The safest bet, assuming they still can't find a franchise quarterback, is on the San Francisco 49ers. Growing up in San Mateo, California as a fan of the local team, idolizing the man he has been compared to throughout his NFL life, it would be safe to assume Brady would love a chance to see himself in red and gold.
He won't last long, because he won't want to stay long. After a brief un-retirement, Brady will fade into the sunset, and Patriots fans, now rooting for a mediocre team, will not lose an ounce of respect for him.
Unless, of course, he comes back a Jet.
It Officially Ends
The foregone conclusion is that both Belichick and Brady will, one day, be enshrined in pro football's Hall of Fame. Due to Brady's comeback, he will have lost the chance to be enshrined with his coach in the same year, but it will happen.

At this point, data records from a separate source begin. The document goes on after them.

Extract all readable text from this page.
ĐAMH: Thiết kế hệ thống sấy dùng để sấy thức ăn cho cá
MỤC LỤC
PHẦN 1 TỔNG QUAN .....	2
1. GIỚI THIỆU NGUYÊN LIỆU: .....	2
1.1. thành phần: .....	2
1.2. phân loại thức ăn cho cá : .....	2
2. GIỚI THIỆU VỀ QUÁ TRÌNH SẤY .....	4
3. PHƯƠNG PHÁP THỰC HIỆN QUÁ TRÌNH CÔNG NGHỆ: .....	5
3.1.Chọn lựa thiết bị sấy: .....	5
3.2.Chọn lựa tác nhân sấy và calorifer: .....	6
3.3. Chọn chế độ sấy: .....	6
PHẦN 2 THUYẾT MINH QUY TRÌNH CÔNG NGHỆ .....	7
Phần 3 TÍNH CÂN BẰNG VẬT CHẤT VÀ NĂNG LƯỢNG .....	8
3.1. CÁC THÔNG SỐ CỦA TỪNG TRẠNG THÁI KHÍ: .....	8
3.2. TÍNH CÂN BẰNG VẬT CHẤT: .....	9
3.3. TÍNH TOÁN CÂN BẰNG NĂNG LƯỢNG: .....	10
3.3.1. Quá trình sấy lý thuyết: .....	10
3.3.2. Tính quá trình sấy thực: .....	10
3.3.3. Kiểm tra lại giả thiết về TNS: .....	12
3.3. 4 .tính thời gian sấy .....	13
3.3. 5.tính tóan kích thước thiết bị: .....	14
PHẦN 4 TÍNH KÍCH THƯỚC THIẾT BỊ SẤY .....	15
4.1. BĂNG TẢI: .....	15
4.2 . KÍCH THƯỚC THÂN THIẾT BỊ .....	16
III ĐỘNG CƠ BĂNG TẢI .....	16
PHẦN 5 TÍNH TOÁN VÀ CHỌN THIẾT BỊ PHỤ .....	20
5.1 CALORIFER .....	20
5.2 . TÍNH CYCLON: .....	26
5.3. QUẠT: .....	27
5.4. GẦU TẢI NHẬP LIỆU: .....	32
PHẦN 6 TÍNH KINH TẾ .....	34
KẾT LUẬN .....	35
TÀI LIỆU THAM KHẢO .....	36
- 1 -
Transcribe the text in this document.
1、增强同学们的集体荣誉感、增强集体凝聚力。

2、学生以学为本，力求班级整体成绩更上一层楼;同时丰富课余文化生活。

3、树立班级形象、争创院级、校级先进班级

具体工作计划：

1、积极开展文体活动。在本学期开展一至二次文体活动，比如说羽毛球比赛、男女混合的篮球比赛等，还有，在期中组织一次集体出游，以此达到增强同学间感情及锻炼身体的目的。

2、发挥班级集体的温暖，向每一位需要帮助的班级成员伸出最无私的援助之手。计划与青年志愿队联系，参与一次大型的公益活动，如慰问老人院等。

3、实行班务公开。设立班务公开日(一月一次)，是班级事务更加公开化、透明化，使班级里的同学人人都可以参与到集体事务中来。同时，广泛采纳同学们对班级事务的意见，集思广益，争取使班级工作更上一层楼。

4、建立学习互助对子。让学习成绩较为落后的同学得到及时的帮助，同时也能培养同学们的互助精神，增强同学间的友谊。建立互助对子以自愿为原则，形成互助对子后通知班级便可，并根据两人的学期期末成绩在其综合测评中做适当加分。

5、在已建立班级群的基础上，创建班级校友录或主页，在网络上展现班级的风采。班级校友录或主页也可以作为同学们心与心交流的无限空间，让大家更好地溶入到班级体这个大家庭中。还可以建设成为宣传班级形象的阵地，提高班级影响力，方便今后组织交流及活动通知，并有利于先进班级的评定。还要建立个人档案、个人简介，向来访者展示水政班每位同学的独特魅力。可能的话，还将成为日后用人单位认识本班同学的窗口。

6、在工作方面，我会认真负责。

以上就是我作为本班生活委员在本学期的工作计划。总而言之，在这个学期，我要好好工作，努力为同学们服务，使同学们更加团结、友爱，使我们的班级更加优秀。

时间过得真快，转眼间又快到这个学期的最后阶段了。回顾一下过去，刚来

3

When their busts are bronzed and sitting next to them on the stage in Canton, Patriots fans will swallow the bitter pill of reality that neither of them will be back. They will celebrate the years they spent, but watching them speak on stage will make them yearn for those years back.
Somewhere around this time, the Patriots bring Brady back to Foxborough, and his No. 12 is retired.
Belichick is honored before 70,000 standing and applauding fans in another game.
The true Patriots, Troy Brown, Tedy Bruschi, and others, are brought in for another celebration of the dynasty years. The nostalgia lasts for a few months and then wanes into the back of northeast America's minds.
Maybe the Patriots won't go this route. Perhaps in the middle of the playoff run in 2012, the Mayans will be proven as prophets, and the world will come to an end.
At the very least, Patriots fans won't have to see their own world crash down around them.